За то время, что мы с ней не виделись, произошло немало событий, но сейчас все они ушли в тень, стали неважными и неглавными, тогда как та ночь в музее вновь и вновь всплывала в моей памяти со всеми своими незабываемыми подробностями. Она уже казалась и далеким прошлым, и случайным, неповторимым эпизодом, а потому я не знал, что и думать, когда на два своих письма в Оптино получил в ответ только одну короткую, сдержанно-ласковую открытку. Но три дня назад раздался звонок, и Светлана сказала, что соскучилась и хочет приехать ко мне в гости.
Я никогда не был особенно сентиментален, но все это время жалел, что у меня не было фотографии Светланы — причем обязательно с тем насмешливым взором, который смутил меня в тот первый раз. Я не знал, что с нами будет дальше, и не имел на этот счет никаких предчувствий, мне просто хотелось жить — и если уж не повезло с самой любимой — наслаждаться обществом других женщин как можно чаще. Все остальное было вторичным — и угроза увольнения с работы в виду сокращения штатов, и несущиеся со всех сторон заклинания о кризисе и безнадежности.
Однако я пока не был достаточно уверен в чувствах Светланы, а потому не особенно боялся потерять то, чего еще фактически и не имел. Мне было слишком хорошо известно, что такое минутные женские слабости и как жестоко они потом могут обернуться невозмутимо-наигранным вопросом: «Ну и что?»
Я поднял воротник плаща, чтобы укрыть шею от холодного осеннего ветра.

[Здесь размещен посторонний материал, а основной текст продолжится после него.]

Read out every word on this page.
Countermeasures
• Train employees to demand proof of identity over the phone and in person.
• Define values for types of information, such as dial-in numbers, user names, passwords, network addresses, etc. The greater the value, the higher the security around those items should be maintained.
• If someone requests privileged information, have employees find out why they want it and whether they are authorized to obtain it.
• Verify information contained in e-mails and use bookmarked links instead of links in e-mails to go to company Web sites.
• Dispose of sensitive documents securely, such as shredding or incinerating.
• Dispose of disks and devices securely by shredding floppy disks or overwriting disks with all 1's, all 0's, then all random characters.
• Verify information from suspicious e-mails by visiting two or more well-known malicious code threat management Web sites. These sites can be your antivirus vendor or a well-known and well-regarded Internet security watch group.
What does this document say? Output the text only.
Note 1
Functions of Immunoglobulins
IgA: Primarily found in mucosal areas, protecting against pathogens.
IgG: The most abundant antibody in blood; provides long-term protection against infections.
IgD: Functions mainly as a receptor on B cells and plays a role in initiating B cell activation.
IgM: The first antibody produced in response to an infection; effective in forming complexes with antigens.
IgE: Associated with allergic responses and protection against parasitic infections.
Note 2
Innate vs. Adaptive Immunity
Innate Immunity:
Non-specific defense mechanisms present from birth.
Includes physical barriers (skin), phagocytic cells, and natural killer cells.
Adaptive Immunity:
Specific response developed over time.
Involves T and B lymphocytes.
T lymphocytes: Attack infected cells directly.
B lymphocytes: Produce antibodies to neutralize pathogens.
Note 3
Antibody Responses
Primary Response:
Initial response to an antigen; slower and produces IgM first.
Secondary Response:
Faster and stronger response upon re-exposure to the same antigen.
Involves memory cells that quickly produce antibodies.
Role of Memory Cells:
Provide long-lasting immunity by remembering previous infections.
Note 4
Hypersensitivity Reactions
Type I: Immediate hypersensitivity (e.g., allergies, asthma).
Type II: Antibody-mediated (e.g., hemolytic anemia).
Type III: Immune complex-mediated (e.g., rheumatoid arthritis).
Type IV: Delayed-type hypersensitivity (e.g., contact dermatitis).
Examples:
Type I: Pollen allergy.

Я любил осень и радовался, что наш роман развернется именно осенью, в тот самый период года, когда я жадно ощупывал раздувающимися ноздрями обнаженную полноту жизни и становился немного похож на шального кота — запах серых, прелых листьев пробуждал во мне обостренную чувственность. Любая, не слишком холодная осенняя ночь вызывала во мне не меньший эротический трепет, чем самые знойные летние вечера. Мне всегда казалось, точнее, я просто верил в это, как в мечту, что однажды, поздним осенним вечером, познакомлюсь с одинокой красивой женщиной с пышными длинными волосами, в светлом плаще и изящных сапогах.
И я живо представлял себе эту сцену — я буду слегка пьян, а улица пустынна, но стоит мне заговорить, а ей ответить — и мы почувствуем себя знакомыми тысячу лет, и оба обрадуемся этому чувству. И пусть это произошло не осенью, а летом, и не в Москве, а в Козельске, но Светлана так походила на ту одинокую осеннюю красавицу из моей мечты, что я ждал ее с удовольствием, повторяя про себя придуманный афоризм: «Лучшие часы жизни мы проводим в ожидании любимых женщин, худшие — в ожидании самого ожидания».